Oil prices plummeted to its lowest in five months after data showed the U.S. rising oil production would offset efforts by the OPEC to moderate prices.
The global oil prices which started falling on Monday following a report that hedge funds and money managers have started cutting bullish positions, dip lower on Thursday to reach its pre-OPEC consensus level.
Since Monday, the WTI has dropped about 9 percent to $45.60, its lowest since November 2016. While the Brent Crude has plunged as much as 8 percent to trade at $48.83, the lowest price level this year.
Experts have said the uncertainty surrounding OPEC policy and the continuous rise of the U.S. oil production will continue to weigh on global oil outlook in the medium term.
“With the future of OPEC policy unclear, the trend of rising U.S. production remains the single biggest headwind for oil prices in the medium term,” said Tyler Richey, co-editor of the Sevens Report.
However, analysts have said OPEC would have to cut more than the 1.8 million barrels a day it cut in November to curtail global glut and normalize prices.
“An extension would be mildly supportive of oil, but because of the recent rise in U.S. production, the effect of OPEC policy on global inventories has been limited and deeper cuts to member production are likely needed to really ignite a rally through the mid $50/barrel level,” said Richey.
Brent crude oil has now erased all its gains since OPEC reached accord on November 30, 2016.
Also, currencies of commodity-dependent economies like the Canadian dollar, Aussie, etc. plunged against the U.S. dollar this week, reaching their lowest exchange rate this year.
According to Samed Olukoya, a foreign exchange research analyst at Investors King Ltd., “The issue is not just the rising U.S. oil production, but also the surge in production level of OPEC members exempted from production cut in November.

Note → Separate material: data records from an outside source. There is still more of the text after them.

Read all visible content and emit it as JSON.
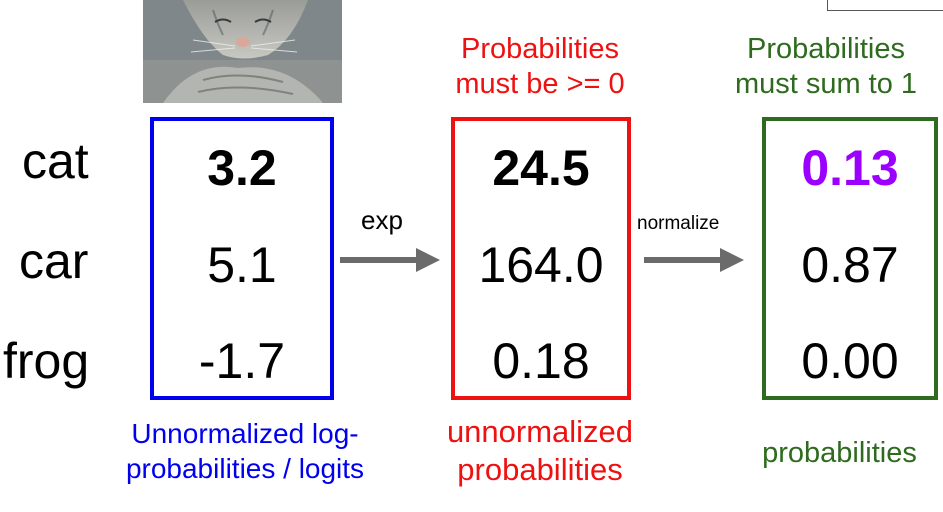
{
  "rows": [
    "cat",
    "car",
    "frog"
  ],
  "logits": [
    "3.2",
    "5.1",
    "-1.7"
  ],
  "exp_values": [
    "24.5",
    "164.0",
    "0.18"
  ],
  "probabilities": [
    "0.13",
    "0.87",
    "0.00"
  ],
  "arrows": {
    "exp": "exp",
    "normalize": "normalize"
  },
  "captions": {
    "top_red_line1": "Probabilities",
    "top_red_line2": "must be >= 0",
    "top_green_line1": "Probabilities",
    "top_green_line2": "must sum to 1",
    "bottom_blue_line1": "Unnormalized log-",
    "bottom_blue_line2": "probabilities / logits",
    "bottom_red_line1": "unnormalized",
    "bottom_red_line2": "probabilities",
    "bottom_green": "probabilities"
  },
  "colors": {
    "blue": "#0000ee",
    "red": "#ee1111",
    "green": "#2e6b1e",
    "purple": "#9b00ff",
    "arrow": "#6b6b6b"
  },
  "image": {
    "subject": "cat-photo"
  }
}
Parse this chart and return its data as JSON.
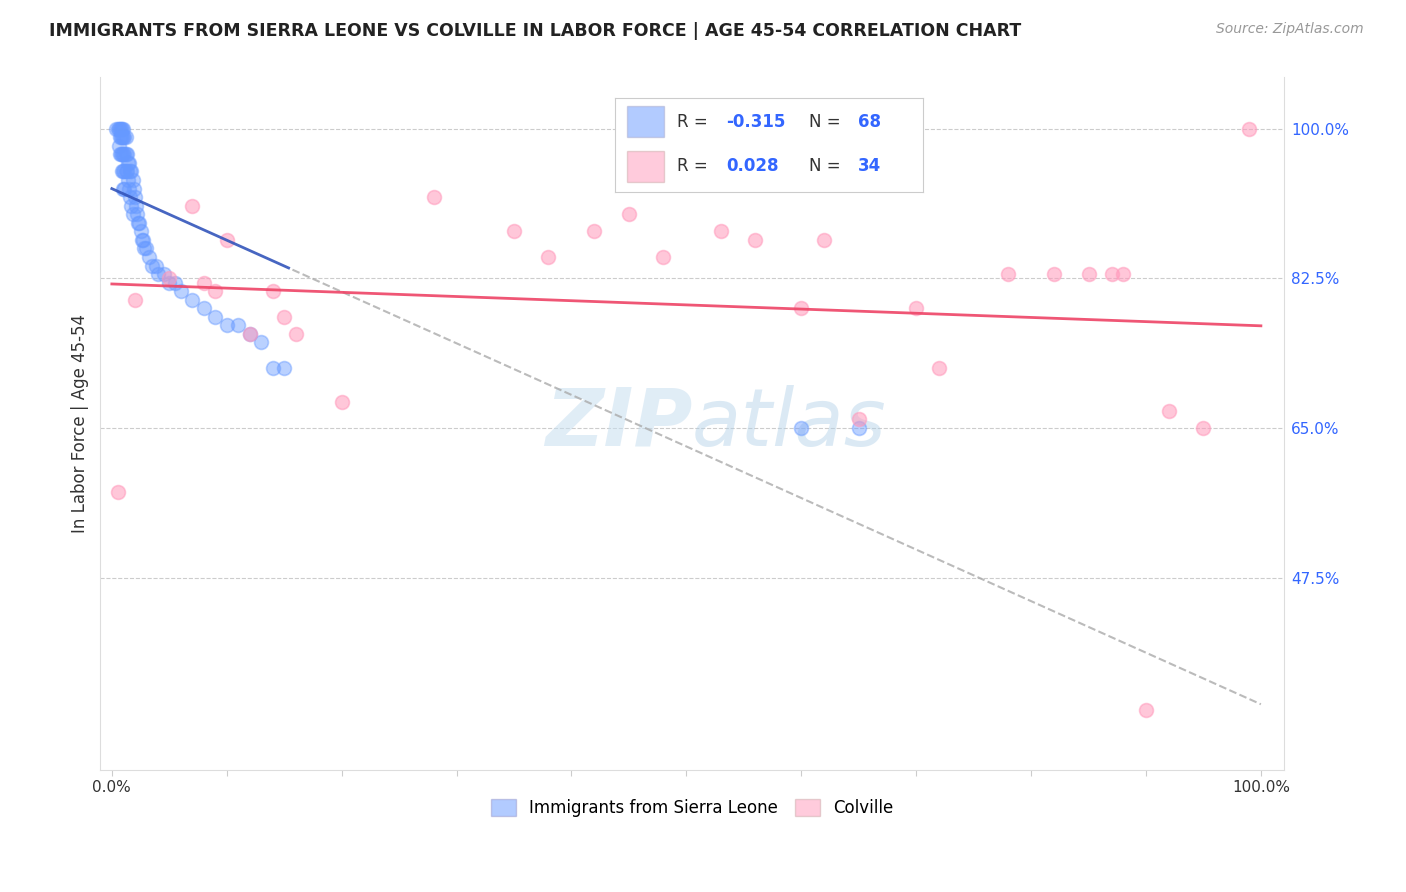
{
  "title": "IMMIGRANTS FROM SIERRA LEONE VS COLVILLE IN LABOR FORCE | AGE 45-54 CORRELATION CHART",
  "source": "Source: ZipAtlas.com",
  "ylabel": "In Labor Force | Age 45-54",
  "blue_R": -0.315,
  "blue_N": 68,
  "pink_R": 0.028,
  "pink_N": 34,
  "blue_color": "#6699ff",
  "pink_color": "#ff99bb",
  "blue_line_color": "#3355bb",
  "pink_line_color": "#ee4466",
  "watermark_zip": "ZIP",
  "watermark_atlas": "atlas",
  "legend_R_label_color": "#333333",
  "legend_value_color": "#3366ff",
  "right_tick_color": "#3366ff",
  "ytick_vals": [
    0.325,
    0.475,
    0.65,
    0.825,
    1.0
  ],
  "ytick_labels": [
    "",
    "47.5%",
    "65.0%",
    "82.5%",
    "100.0%"
  ],
  "blue_scatter_x": [
    0.004,
    0.005,
    0.006,
    0.006,
    0.007,
    0.007,
    0.007,
    0.008,
    0.008,
    0.008,
    0.009,
    0.009,
    0.009,
    0.009,
    0.01,
    0.01,
    0.01,
    0.01,
    0.01,
    0.011,
    0.011,
    0.011,
    0.011,
    0.012,
    0.012,
    0.012,
    0.013,
    0.013,
    0.014,
    0.014,
    0.015,
    0.015,
    0.016,
    0.016,
    0.017,
    0.017,
    0.018,
    0.018,
    0.019,
    0.02,
    0.021,
    0.022,
    0.023,
    0.024,
    0.025,
    0.026,
    0.027,
    0.028,
    0.03,
    0.032,
    0.035,
    0.038,
    0.04,
    0.045,
    0.05,
    0.055,
    0.06,
    0.07,
    0.08,
    0.09,
    0.1,
    0.11,
    0.12,
    0.13,
    0.14,
    0.15,
    0.6,
    0.65
  ],
  "blue_scatter_y": [
    1.0,
    1.0,
    1.0,
    0.98,
    1.0,
    0.99,
    0.97,
    1.0,
    0.99,
    0.97,
    1.0,
    0.99,
    0.97,
    0.95,
    1.0,
    0.99,
    0.97,
    0.95,
    0.93,
    0.99,
    0.97,
    0.95,
    0.93,
    0.99,
    0.97,
    0.95,
    0.97,
    0.95,
    0.96,
    0.94,
    0.96,
    0.93,
    0.95,
    0.92,
    0.95,
    0.91,
    0.94,
    0.9,
    0.93,
    0.92,
    0.91,
    0.9,
    0.89,
    0.89,
    0.88,
    0.87,
    0.87,
    0.86,
    0.86,
    0.85,
    0.84,
    0.84,
    0.83,
    0.83,
    0.82,
    0.82,
    0.81,
    0.8,
    0.79,
    0.78,
    0.77,
    0.77,
    0.76,
    0.75,
    0.72,
    0.72,
    0.65,
    0.65
  ],
  "pink_scatter_x": [
    0.005,
    0.02,
    0.05,
    0.07,
    0.08,
    0.09,
    0.1,
    0.12,
    0.14,
    0.15,
    0.16,
    0.2,
    0.28,
    0.35,
    0.38,
    0.42,
    0.45,
    0.48,
    0.53,
    0.56,
    0.6,
    0.62,
    0.65,
    0.7,
    0.72,
    0.78,
    0.82,
    0.85,
    0.87,
    0.88,
    0.9,
    0.92,
    0.95,
    0.99
  ],
  "pink_scatter_y": [
    0.575,
    0.8,
    0.825,
    0.91,
    0.82,
    0.81,
    0.87,
    0.76,
    0.81,
    0.78,
    0.76,
    0.68,
    0.92,
    0.88,
    0.85,
    0.88,
    0.9,
    0.85,
    0.88,
    0.87,
    0.79,
    0.87,
    0.66,
    0.79,
    0.72,
    0.83,
    0.83,
    0.83,
    0.83,
    0.83,
    0.32,
    0.67,
    0.65,
    1.0
  ]
}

For instance, Libya has announced that the El-Feel oilfield is ready to resume production after two years, this is an oil field that has a production capacity of 80,000 barrels per day. Likewise, Nigeria is struggling to up its output from about 1.5 million barrels per day to 2 million barrels per day. All these add up to what trigger the sell-off and are expected to further hurt investment in the oil sector if not checked.”